The development of the metric sets, and in particular the empirical studies, have led to insights considering the development of model transformations. Also, the proposed visualization techniques are aimed at facilitating the development of model transformations. We applied the insights acquired from the development of the metric sets as well as the visualization techniques in the development of a chain of model transformations that bridges a number of semantic gaps. We chose to solve this transformational problem not with one model transformation, but with a number of smaller model transformations. This should lead to smaller transformations, which are more understandable. The language on which the model transformations are defined, was subject to evolution. In particular the coverage visualization proved to be beneficial for the co-evolution of the model transformations.

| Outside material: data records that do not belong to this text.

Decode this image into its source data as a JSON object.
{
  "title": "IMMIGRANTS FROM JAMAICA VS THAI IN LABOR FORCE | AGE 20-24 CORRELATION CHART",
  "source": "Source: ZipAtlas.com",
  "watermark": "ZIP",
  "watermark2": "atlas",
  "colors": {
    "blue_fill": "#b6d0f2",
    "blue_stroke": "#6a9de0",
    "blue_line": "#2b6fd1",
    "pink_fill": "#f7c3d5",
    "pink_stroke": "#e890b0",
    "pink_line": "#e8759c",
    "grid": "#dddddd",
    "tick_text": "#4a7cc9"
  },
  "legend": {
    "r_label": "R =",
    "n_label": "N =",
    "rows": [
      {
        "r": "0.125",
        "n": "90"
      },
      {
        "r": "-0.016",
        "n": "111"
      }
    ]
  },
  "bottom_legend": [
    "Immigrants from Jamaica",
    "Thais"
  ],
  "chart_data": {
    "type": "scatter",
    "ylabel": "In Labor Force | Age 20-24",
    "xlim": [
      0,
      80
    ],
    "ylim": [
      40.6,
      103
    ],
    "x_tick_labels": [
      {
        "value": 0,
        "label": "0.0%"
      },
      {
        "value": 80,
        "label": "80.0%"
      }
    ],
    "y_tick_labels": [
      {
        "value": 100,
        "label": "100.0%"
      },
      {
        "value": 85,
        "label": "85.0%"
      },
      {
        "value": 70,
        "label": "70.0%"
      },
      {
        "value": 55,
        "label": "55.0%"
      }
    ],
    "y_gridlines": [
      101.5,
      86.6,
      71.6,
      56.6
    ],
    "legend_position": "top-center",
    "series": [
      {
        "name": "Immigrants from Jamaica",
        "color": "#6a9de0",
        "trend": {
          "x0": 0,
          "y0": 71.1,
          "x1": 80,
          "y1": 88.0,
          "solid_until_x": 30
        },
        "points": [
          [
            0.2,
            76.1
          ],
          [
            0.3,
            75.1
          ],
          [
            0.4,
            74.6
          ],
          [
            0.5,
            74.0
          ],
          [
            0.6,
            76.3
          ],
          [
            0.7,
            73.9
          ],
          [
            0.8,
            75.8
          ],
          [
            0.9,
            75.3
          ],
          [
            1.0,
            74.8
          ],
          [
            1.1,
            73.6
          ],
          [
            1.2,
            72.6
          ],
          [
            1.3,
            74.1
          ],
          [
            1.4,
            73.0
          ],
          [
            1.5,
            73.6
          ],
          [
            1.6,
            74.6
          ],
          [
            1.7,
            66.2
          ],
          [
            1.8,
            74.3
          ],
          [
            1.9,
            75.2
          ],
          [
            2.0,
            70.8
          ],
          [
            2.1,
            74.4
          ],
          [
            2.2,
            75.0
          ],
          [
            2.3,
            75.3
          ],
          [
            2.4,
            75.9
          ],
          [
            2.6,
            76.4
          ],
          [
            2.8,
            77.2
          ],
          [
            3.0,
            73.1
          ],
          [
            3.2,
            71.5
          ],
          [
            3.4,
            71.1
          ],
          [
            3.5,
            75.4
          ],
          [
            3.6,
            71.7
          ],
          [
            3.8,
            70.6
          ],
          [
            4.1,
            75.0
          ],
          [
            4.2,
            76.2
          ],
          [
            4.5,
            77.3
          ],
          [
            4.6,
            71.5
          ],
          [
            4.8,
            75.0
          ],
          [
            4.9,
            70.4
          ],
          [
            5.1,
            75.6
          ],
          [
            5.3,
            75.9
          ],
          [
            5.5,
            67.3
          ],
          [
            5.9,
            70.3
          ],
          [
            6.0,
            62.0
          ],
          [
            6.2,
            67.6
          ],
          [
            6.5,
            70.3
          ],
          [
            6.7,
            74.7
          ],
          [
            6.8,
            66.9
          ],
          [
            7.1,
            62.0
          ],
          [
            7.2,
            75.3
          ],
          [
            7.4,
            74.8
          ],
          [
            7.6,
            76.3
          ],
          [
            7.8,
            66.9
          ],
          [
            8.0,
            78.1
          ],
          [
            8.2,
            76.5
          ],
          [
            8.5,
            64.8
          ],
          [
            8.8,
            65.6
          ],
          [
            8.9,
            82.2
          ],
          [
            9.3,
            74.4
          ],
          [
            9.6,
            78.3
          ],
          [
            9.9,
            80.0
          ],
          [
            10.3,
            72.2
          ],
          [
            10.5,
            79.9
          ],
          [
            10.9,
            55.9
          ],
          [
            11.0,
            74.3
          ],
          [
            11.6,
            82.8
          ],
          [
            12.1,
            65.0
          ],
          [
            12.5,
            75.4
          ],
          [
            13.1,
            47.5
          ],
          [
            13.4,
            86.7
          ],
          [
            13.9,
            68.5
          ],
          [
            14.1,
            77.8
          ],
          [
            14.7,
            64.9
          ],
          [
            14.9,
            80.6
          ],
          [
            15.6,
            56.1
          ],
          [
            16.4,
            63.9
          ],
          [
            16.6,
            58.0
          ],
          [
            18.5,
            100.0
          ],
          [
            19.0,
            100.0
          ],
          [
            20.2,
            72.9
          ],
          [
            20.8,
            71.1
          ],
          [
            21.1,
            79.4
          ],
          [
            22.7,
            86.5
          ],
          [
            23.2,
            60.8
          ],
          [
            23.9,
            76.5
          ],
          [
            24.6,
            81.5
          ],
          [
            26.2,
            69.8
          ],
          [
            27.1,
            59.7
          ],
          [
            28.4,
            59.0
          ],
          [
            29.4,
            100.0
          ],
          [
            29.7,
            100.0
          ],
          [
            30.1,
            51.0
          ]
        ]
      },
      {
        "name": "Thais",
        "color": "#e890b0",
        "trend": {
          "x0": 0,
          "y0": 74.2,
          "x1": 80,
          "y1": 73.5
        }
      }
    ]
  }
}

Summarizing, we defined quality in the context of model transformations and addressed the necessity for a methodology to assess it. Therefore, we defined metric sets and performed empirical studies to validate whether they serve as predictors for model transformation quality. We also proposed a number of visualizations to increase model transformation comprehension. The acquired insights from developing the metric sets and the empirical studies, as well as the visualization tools, proved to be beneficial for developing model transformations.